Ukrainian officials have told reporters that Russian forces are strong in the region – and even though morale is low among their ranks, this isn't going to be easy fro Ukraine.

Ukrainian officials claim that their operation is “a planned slow operation to grind the enemy."

“This process will not be very fast, but will end with the installation of the Ukrainian flag over all the settlements of Ukraine,” they add.

Russian positions in the region have been under artillery barrage for weeks and cut off from their supply lines.

Ukraine’s ability to conduct its claimed counteroffensive has been enhanced due to the supply of weapons by America.

However, the Pentagon “remained cautious about whether Ukraine’s current military capabilities were sufficient to make significant gains," read a report from the NYTimes.

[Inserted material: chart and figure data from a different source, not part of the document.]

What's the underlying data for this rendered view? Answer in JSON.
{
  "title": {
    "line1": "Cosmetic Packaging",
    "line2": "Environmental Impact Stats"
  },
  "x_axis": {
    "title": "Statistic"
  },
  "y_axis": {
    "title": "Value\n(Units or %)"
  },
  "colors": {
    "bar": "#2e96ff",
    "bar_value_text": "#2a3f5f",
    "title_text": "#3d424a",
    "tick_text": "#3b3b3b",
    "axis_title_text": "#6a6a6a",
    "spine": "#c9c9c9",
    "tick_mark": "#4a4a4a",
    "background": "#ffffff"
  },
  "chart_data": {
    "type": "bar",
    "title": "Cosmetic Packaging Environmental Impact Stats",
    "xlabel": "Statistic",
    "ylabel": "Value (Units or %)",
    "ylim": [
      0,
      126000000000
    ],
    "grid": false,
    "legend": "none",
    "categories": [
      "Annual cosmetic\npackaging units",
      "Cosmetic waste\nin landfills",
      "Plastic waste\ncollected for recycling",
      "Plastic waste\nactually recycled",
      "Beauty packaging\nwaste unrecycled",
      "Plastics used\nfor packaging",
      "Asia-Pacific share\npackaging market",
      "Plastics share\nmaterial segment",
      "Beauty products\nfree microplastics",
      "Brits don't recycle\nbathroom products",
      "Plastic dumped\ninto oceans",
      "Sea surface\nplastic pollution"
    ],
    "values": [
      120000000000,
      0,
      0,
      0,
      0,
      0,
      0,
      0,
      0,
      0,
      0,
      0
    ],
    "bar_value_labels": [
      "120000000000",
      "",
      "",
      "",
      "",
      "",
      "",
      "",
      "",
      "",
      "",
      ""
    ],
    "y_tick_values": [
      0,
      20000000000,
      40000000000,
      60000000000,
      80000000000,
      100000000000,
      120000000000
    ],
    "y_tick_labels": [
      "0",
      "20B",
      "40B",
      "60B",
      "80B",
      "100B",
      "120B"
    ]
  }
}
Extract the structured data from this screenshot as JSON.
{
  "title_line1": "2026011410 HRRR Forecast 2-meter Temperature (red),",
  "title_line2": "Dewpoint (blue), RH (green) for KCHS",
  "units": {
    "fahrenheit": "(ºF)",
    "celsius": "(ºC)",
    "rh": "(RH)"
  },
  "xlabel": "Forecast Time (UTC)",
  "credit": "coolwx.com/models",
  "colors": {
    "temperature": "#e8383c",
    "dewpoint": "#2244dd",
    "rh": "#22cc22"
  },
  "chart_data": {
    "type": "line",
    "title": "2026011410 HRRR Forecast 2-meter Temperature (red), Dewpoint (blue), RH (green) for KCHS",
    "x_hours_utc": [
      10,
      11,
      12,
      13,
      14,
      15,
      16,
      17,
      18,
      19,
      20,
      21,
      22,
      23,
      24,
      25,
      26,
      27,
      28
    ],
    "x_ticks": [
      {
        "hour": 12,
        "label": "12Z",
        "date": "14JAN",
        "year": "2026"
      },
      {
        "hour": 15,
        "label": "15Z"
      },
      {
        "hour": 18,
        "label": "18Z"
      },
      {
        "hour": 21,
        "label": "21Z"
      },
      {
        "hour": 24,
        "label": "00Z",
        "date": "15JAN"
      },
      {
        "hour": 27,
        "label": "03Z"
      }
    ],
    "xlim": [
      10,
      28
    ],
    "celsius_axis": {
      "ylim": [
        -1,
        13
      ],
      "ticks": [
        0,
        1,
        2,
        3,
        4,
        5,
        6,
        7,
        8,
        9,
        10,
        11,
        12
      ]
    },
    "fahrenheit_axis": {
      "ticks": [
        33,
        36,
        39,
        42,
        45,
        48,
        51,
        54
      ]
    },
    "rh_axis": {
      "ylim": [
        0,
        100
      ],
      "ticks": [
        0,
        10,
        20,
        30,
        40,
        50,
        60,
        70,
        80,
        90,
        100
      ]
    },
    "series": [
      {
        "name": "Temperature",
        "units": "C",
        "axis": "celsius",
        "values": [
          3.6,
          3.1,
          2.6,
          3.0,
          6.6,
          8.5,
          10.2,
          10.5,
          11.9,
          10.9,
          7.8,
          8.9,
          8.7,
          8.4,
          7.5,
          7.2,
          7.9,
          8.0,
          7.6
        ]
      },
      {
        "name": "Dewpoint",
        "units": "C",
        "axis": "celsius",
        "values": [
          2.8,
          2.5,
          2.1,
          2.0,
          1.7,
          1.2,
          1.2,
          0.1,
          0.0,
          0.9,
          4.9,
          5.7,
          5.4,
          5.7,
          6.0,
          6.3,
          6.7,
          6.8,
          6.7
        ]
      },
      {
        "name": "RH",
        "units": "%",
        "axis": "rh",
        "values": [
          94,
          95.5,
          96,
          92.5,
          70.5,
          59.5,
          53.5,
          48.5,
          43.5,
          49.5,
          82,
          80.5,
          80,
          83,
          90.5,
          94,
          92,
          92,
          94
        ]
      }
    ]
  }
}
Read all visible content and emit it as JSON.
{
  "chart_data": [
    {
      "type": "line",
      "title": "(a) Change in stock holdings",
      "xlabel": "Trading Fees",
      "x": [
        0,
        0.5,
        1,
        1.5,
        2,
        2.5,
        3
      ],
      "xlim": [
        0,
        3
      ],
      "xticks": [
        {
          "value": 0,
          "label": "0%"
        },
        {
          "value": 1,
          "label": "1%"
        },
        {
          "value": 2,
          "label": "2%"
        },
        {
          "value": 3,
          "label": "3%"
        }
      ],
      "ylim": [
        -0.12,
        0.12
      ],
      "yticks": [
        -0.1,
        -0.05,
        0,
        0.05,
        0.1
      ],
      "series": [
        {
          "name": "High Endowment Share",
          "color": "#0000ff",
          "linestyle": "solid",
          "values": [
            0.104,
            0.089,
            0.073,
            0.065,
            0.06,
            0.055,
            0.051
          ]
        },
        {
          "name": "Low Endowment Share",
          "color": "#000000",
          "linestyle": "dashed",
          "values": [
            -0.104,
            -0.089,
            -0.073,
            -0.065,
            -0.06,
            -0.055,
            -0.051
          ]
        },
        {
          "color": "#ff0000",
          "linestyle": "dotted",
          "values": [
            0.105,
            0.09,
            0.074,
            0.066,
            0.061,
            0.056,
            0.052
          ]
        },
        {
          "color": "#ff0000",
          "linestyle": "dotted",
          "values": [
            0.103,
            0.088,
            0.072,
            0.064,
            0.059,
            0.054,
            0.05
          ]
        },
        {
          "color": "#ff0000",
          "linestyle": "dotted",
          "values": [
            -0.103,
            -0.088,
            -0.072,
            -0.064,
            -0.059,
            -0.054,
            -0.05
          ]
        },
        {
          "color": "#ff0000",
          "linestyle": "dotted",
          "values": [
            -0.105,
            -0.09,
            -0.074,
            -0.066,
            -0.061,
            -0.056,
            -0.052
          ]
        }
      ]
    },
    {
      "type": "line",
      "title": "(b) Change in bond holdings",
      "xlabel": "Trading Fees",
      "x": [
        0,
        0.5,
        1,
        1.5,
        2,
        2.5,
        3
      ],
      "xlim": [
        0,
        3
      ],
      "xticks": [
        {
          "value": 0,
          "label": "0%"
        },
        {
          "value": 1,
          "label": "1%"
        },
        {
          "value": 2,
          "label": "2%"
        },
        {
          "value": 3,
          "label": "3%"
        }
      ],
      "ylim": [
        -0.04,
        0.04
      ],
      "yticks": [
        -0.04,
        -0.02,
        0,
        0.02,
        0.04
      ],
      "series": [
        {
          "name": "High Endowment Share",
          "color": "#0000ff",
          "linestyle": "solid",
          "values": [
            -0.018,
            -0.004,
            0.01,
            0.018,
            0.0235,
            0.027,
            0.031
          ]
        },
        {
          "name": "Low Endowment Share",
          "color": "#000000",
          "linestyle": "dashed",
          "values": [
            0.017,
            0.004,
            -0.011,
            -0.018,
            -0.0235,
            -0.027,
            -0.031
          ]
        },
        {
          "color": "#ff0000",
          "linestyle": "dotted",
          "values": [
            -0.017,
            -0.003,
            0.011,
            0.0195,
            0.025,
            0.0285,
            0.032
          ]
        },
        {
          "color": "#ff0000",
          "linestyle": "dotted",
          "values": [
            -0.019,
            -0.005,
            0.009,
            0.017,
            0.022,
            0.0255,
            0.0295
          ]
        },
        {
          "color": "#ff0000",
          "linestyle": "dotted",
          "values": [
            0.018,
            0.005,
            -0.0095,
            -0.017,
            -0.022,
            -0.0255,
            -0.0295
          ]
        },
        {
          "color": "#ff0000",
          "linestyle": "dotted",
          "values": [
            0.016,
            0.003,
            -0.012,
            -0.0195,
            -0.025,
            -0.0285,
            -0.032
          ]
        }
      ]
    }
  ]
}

Why Kherson? According to multiple reports, Russia plans a referendum designed to give credibility to Moscow’s claims that people of Kherson and other parts of southern Ukraine wish to be part of Russia.

"The time for a counter-offensive is now," is the sentiment in Kyiv.

Fears that European support could fade as the impact of high energy prices begins to take hold, changing weather – the likelihood of rain, which will make the countryside muddy and far harder for ground troops to traverse, all these factor only strengthen the sentiment in Kyiv.

What happens now? Well, success in any operation to regain Kherson will break a long period of deadlock.

It would persuade Western allies that the economic pain they are going through is worth it. It would pursue them that they must continue to provide the arms and funding to Ukraine that Ukraine needs as it is having a real world impact on the ground.

If the attack fails, Russia’s plans to bring the southern region of Ukraine under its full control would be reinforced and Ukraine's morale would suffer.